가면 쓴 사냥꾼 2022. 7. 8. 14:02

이전 글: https://it-the-hunter.tistory.com/34

 

TensorFlow를 이용한 YOLO v1 논문 구현 #6 - model.py

이전 글: https://it-the-hunter.tistory.com/33 TensorFlow를 이용한 YOLO v1 논문 구현 #5 - utils.py 이전 글: https://it-the-hunter.tistory.com/32 TensorFlow를 이용한 YOLO v1 논문 구현 #4 - datasets.py..

it-the-hunter.tistory.com

train.py

목표: 모델 class를 인스턴스로 선언해 for 루프를 돌면서, gradient descet를 수행하며 파라미터를 업데이트


필요한 모듈, 라이브러리 import

import tensorflow as tf
import tensorflow_datasets as tfds
import numpy as np
import os
import random

from absl import flags
from absl import app

from loss import yolo_loss
from model import YOLOv1
from dataset import process_each_ground_truth
from utils import draw_bounding_box_and_label_info, generate_color, find_max_confidence_bounding_box, yolo_format_to_bounding_box_dict

flags는 tensorflow에서 제공하는 객체로, 고정값으로 되어있는 데이터를 쉽게 가져올 수 있지만 실행 시 유동적으로 변경도 가능한 장점이 있다.

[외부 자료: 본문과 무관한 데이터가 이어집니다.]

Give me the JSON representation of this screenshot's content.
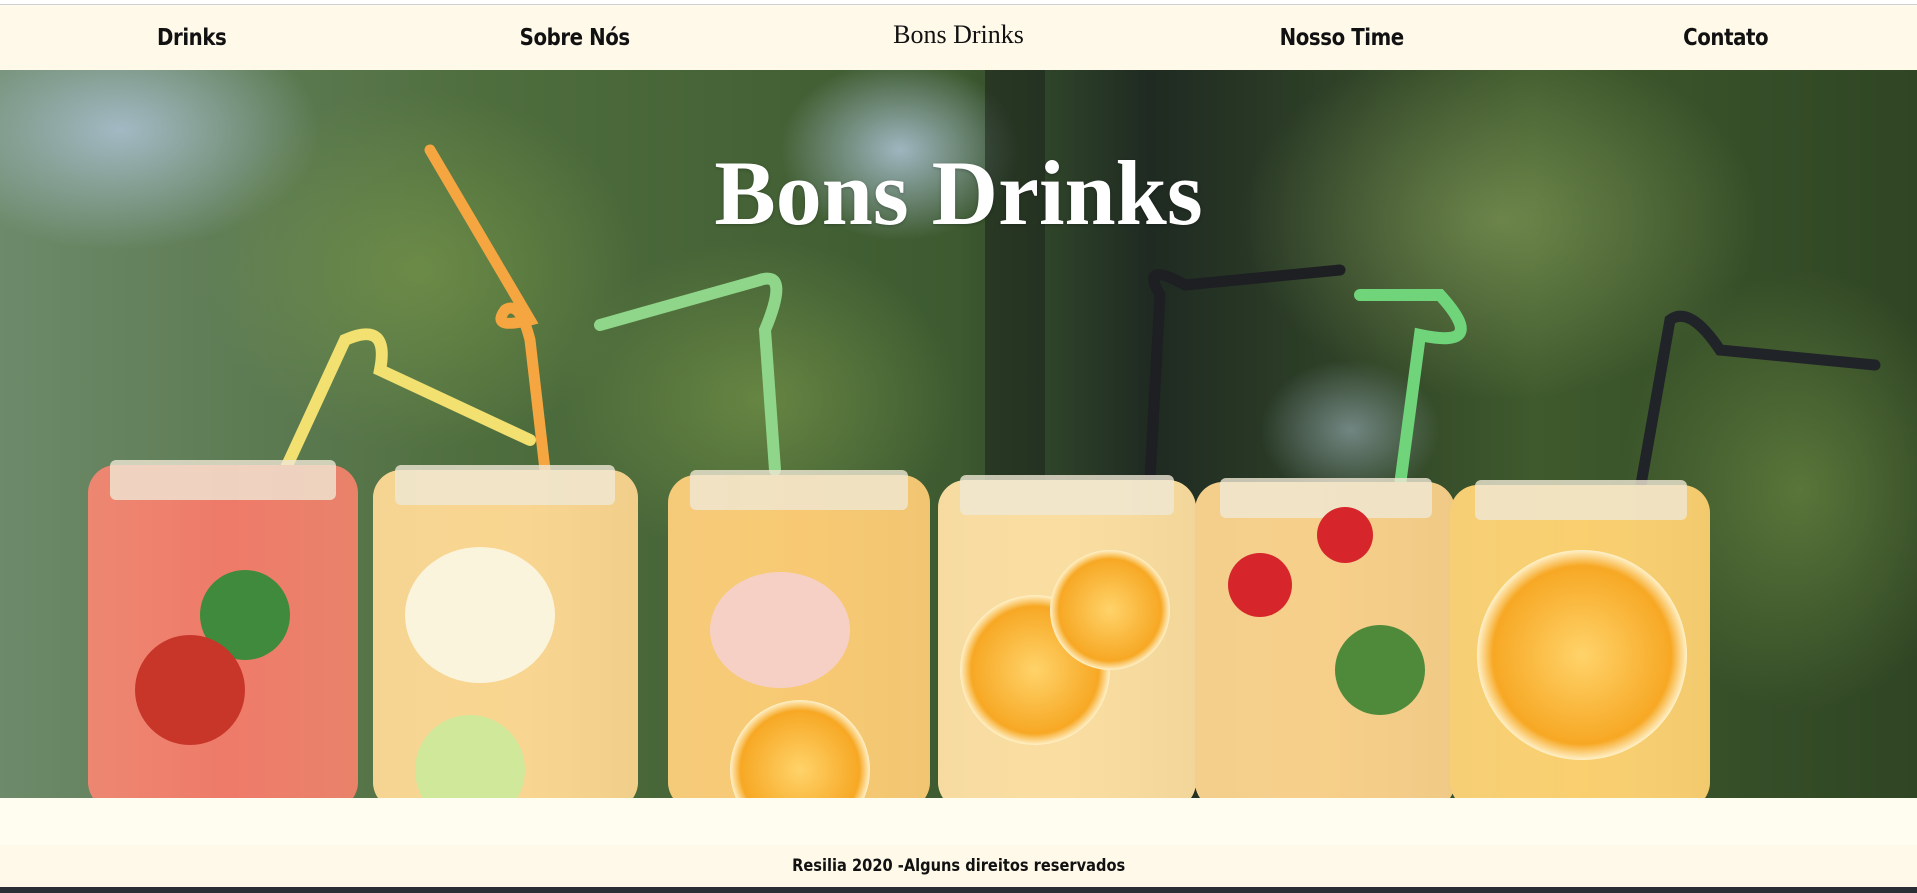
{
  "nav": {
    "items": [
      {
        "label": "Drinks"
      },
      {
        "label": "Sobre Nós"
      },
      {
        "label": "Nosso Time"
      },
      {
        "label": "Contato"
      }
    ],
    "brand": "Bons Drinks"
  },
  "hero": {
    "title": "Bons Drinks",
    "image": "infused-water-jars-with-straws"
  },
  "footer": {
    "text": "Resilia 2020 -Alguns direitos reservados"
  },
  "colors": {
    "nav_background": "#fff9ea",
    "page_background": "#fffcf0",
    "hero_title": "#ffffff",
    "bottom_bar": "#2a2f36"
  }
}
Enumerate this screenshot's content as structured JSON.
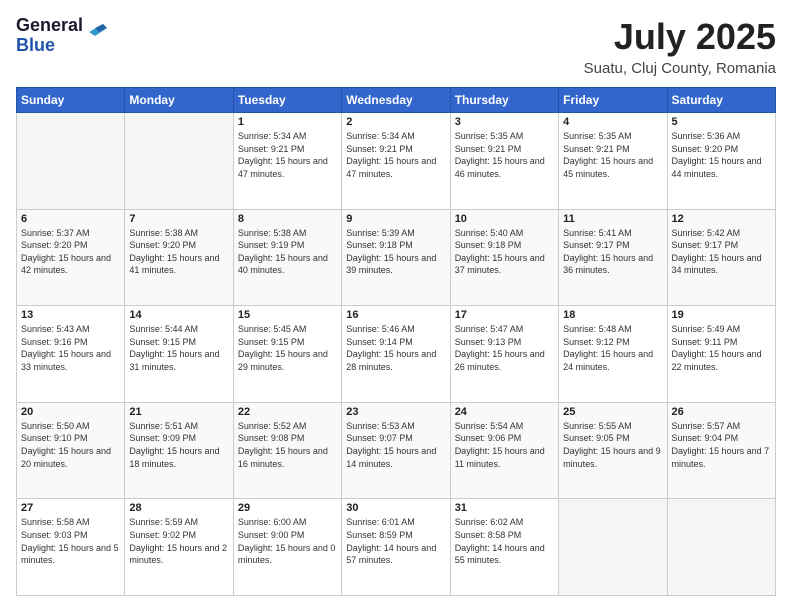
{
  "logo": {
    "general": "General",
    "blue": "Blue"
  },
  "header": {
    "month": "July 2025",
    "location": "Suatu, Cluj County, Romania"
  },
  "weekdays": [
    "Sunday",
    "Monday",
    "Tuesday",
    "Wednesday",
    "Thursday",
    "Friday",
    "Saturday"
  ],
  "weeks": [
    [
      {
        "day": "",
        "sunrise": "",
        "sunset": "",
        "daylight": ""
      },
      {
        "day": "",
        "sunrise": "",
        "sunset": "",
        "daylight": ""
      },
      {
        "day": "1",
        "sunrise": "Sunrise: 5:34 AM",
        "sunset": "Sunset: 9:21 PM",
        "daylight": "Daylight: 15 hours and 47 minutes."
      },
      {
        "day": "2",
        "sunrise": "Sunrise: 5:34 AM",
        "sunset": "Sunset: 9:21 PM",
        "daylight": "Daylight: 15 hours and 47 minutes."
      },
      {
        "day": "3",
        "sunrise": "Sunrise: 5:35 AM",
        "sunset": "Sunset: 9:21 PM",
        "daylight": "Daylight: 15 hours and 46 minutes."
      },
      {
        "day": "4",
        "sunrise": "Sunrise: 5:35 AM",
        "sunset": "Sunset: 9:21 PM",
        "daylight": "Daylight: 15 hours and 45 minutes."
      },
      {
        "day": "5",
        "sunrise": "Sunrise: 5:36 AM",
        "sunset": "Sunset: 9:20 PM",
        "daylight": "Daylight: 15 hours and 44 minutes."
      }
    ],
    [
      {
        "day": "6",
        "sunrise": "Sunrise: 5:37 AM",
        "sunset": "Sunset: 9:20 PM",
        "daylight": "Daylight: 15 hours and 42 minutes."
      },
      {
        "day": "7",
        "sunrise": "Sunrise: 5:38 AM",
        "sunset": "Sunset: 9:20 PM",
        "daylight": "Daylight: 15 hours and 41 minutes."
      },
      {
        "day": "8",
        "sunrise": "Sunrise: 5:38 AM",
        "sunset": "Sunset: 9:19 PM",
        "daylight": "Daylight: 15 hours and 40 minutes."
      },
      {
        "day": "9",
        "sunrise": "Sunrise: 5:39 AM",
        "sunset": "Sunset: 9:18 PM",
        "daylight": "Daylight: 15 hours and 39 minutes."
      },
      {
        "day": "10",
        "sunrise": "Sunrise: 5:40 AM",
        "sunset": "Sunset: 9:18 PM",
        "daylight": "Daylight: 15 hours and 37 minutes."
      },
      {
        "day": "11",
        "sunrise": "Sunrise: 5:41 AM",
        "sunset": "Sunset: 9:17 PM",
        "daylight": "Daylight: 15 hours and 36 minutes."
      },
      {
        "day": "12",
        "sunrise": "Sunrise: 5:42 AM",
        "sunset": "Sunset: 9:17 PM",
        "daylight": "Daylight: 15 hours and 34 minutes."
      }
    ],
    [
      {
        "day": "13",
        "sunrise": "Sunrise: 5:43 AM",
        "sunset": "Sunset: 9:16 PM",
        "daylight": "Daylight: 15 hours and 33 minutes."
      },
      {
        "day": "14",
        "sunrise": "Sunrise: 5:44 AM",
        "sunset": "Sunset: 9:15 PM",
        "daylight": "Daylight: 15 hours and 31 minutes."
      },
      {
        "day": "15",
        "sunrise": "Sunrise: 5:45 AM",
        "sunset": "Sunset: 9:15 PM",
        "daylight": "Daylight: 15 hours and 29 minutes."
      },
      {
        "day": "16",
        "sunrise": "Sunrise: 5:46 AM",
        "sunset": "Sunset: 9:14 PM",
        "daylight": "Daylight: 15 hours and 28 minutes."
      },
      {
        "day": "17",
        "sunrise": "Sunrise: 5:47 AM",
        "sunset": "Sunset: 9:13 PM",
        "daylight": "Daylight: 15 hours and 26 minutes."
      },
      {
        "day": "18",
        "sunrise": "Sunrise: 5:48 AM",
        "sunset": "Sunset: 9:12 PM",
        "daylight": "Daylight: 15 hours and 24 minutes."
      },
      {
        "day": "19",
        "sunrise": "Sunrise: 5:49 AM",
        "sunset": "Sunset: 9:11 PM",
        "daylight": "Daylight: 15 hours and 22 minutes."
      }
    ],
    [
      {
        "day": "20",
        "sunrise": "Sunrise: 5:50 AM",
        "sunset": "Sunset: 9:10 PM",
        "daylight": "Daylight: 15 hours and 20 minutes."
      },
      {
        "day": "21",
        "sunrise": "Sunrise: 5:51 AM",
        "sunset": "Sunset: 9:09 PM",
        "daylight": "Daylight: 15 hours and 18 minutes."
      },
      {
        "day": "22",
        "sunrise": "Sunrise: 5:52 AM",
        "sunset": "Sunset: 9:08 PM",
        "daylight": "Daylight: 15 hours and 16 minutes."
      },
      {
        "day": "23",
        "sunrise": "Sunrise: 5:53 AM",
        "sunset": "Sunset: 9:07 PM",
        "daylight": "Daylight: 15 hours and 14 minutes."
      },
      {
        "day": "24",
        "sunrise": "Sunrise: 5:54 AM",
        "sunset": "Sunset: 9:06 PM",
        "daylight": "Daylight: 15 hours and 11 minutes."
      },
      {
        "day": "25",
        "sunrise": "Sunrise: 5:55 AM",
        "sunset": "Sunset: 9:05 PM",
        "daylight": "Daylight: 15 hours and 9 minutes."
      },
      {
        "day": "26",
        "sunrise": "Sunrise: 5:57 AM",
        "sunset": "Sunset: 9:04 PM",
        "daylight": "Daylight: 15 hours and 7 minutes."
      }
    ],
    [
      {
        "day": "27",
        "sunrise": "Sunrise: 5:58 AM",
        "sunset": "Sunset: 9:03 PM",
        "daylight": "Daylight: 15 hours and 5 minutes."
      },
      {
        "day": "28",
        "sunrise": "Sunrise: 5:59 AM",
        "sunset": "Sunset: 9:02 PM",
        "daylight": "Daylight: 15 hours and 2 minutes."
      },
      {
        "day": "29",
        "sunrise": "Sunrise: 6:00 AM",
        "sunset": "Sunset: 9:00 PM",
        "daylight": "Daylight: 15 hours and 0 minutes."
      },
      {
        "day": "30",
        "sunrise": "Sunrise: 6:01 AM",
        "sunset": "Sunset: 8:59 PM",
        "daylight": "Daylight: 14 hours and 57 minutes."
      },
      {
        "day": "31",
        "sunrise": "Sunrise: 6:02 AM",
        "sunset": "Sunset: 8:58 PM",
        "daylight": "Daylight: 14 hours and 55 minutes."
      },
      {
        "day": "",
        "sunrise": "",
        "sunset": "",
        "daylight": ""
      },
      {
        "day": "",
        "sunrise": "",
        "sunset": "",
        "daylight": ""
      }
    ]
  ]
}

flags.DEFINE_string('checkpoint_path', default='saved_model', help='path to a directory to save model checkpoints during training')
flags.DEFINE_integer('save_checkpoint_steps', default=50, help='period at which checkpoints are saved (defaults to every 50 steps)')
flags.DEFINE_string('tensorboard_log_path', default='tensorboard_log', help='path to a directory to save tensorboard log')
flags.DEFINE_integer('validation_steps', default=50, help='period at which test prediction result and save image')
flags.DEFINE_integer('num_epochs', default=135, help='training epochs') # original paper : 135 epoch
flags.DEFINE_float('init_learning_rate', default=0.0001, help='initial learning rate') # original paper : 0.001 (1epoch) -> 0.01 (75epoch) -> 0.001 (30epoch) -> 0.0001 (30epoch)
flags.DEFINE_float('lr_decay_rate', default=0.5, help='decay rate for the learning rate')
flags.DEFINE_integer('lr_decay_steps', default=2000, help='number of steps after which the learning rate is decayed by decay rate')
flags.DEFINE_integer('num_visualize_image', default=8, help='number of visualize image for validation')

FLAGS = flags.FLAGS

위 코드에서는 epoch의 default값이 135로 설정되어 있는데, 다음과 같이 실행할 때 유동적으로 설정이 가능하다.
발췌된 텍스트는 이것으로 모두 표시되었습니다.